Scott claims he’s a “jobs” governor, so he’s focused on making the impression he’s adding them through his governance. Talking up the merits of better job placement agencies, job training and cutting wasteful job programs, he’s making political hay from the debacle of 2011’s Workforce Central Florida red cape spending spree. On March 30 he signed a bill at Workforce Central Florida giving him the power to fire the heads of job placement boards. And he’s giving Floridians confidence that they’ll be better trained to get jobs soon.
But when they’re done learning a new career field, many Floridians may find that beyond his feel-good job training programs, he’s relied on tried-and-failed theories to actually create those jobs he’s been cheerleading about.
The mechanics of his plan were already clear in the budget passed in March: Cut the money that pays for jobs in government, and when those jobs disappear, do something that causes the private sector to add jobs.
It’s a supply-side economics balancing act: If you want less money flowing through government and more money flowing through the private sector, you cut from one (through slashing expenses, which leads to layoffs) and add to the other (through slashing business taxes in the hope they’ll hire workers).
The Florida Legislature’s plan: Cut government employee pay by 3 percent, cut $300 million from higher education and $1 billion from pensions, throw that money into tax cuts for private sector companies, then wait for the companies to create new jobs to pick up the laid-off government employees. Hopefully the wait isn’t too long, given Florida’s notorious tone deafness to economic reality. Last year, while we were setting national records for average duration of unemployment at more than 40 weeks, Florida cut its unemployment compensation maximum from 26 weeks down to 13-23 weeks.
It makes sense that if jobs are lost in the public sector they’d be found in the private sector, particularly in a (slowly) recovering economy. It’s simple subtraction and addition. But there’s a caveat to that — it doesn’t work.
If government is so inefficient that it’s wasting our money employing workers in health care (through Medicare funding at private hospitals) or education, then why would a more efficient private sector need to hire back more employees than the government had to lay off? Our supposedly bloated state government wasn’t holding back on hiring workers that the private sector was chomping at the bit to gobble up. We’ve had unemployment above 9 percent for three years.
But that’s just in the stagnant economy we have now. Even in a recovery, the idea of increased private sector jobs may now be a pipe dream.
As the New York-based Algemeiner Journal pointed out in its April 9 article “Corporations Plan for Post-Middle-Class America,” during the last four years more of America’s largest employers have been working on how to make more money off less employees, rather than working on hiring more employees during times of growth.
Coupled with government layoffs, it’s like a giant game of musical chairs. Lose your seat, and the music starts playing. But nobody wants to get up from their government gig if they can’t be sure there’ll be a corporate job waiting for them.

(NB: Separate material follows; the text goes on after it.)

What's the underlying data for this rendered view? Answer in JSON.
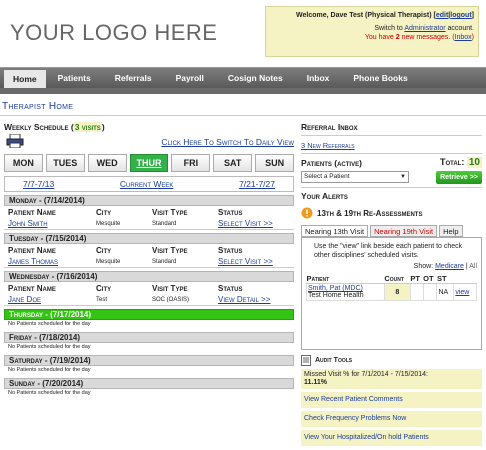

And private sector hiring is far from guaranteed. As reported in the Tampa Bay Times on March 11, a requirement that budget tax cuts actually produce more jobs was struck down before it passed.
That’s because there is no guarantee. It’s the lingering specter of supply-side economics. The simple theory: If you cut taxes on businesses, they’ll use that money to hire employees.
But to do what? For every $16,000 in taxes that the government cuts from your business’ liability (roughly equivalent to one minimum-wage full-time employee in Florida) does $16,000 worth of new work suddenly appear? Do $16,000 worth of new customers suddenly walk through your door to pay for that employee? Did those customers suddenly have $16,000 in corporate tax cuts so they could come spend it at your business?
No, they didn’t. They’re busy playing musical chairs. The government took away their seat, but they keep circling, ever optimistic that they’ll find another one when the music stops.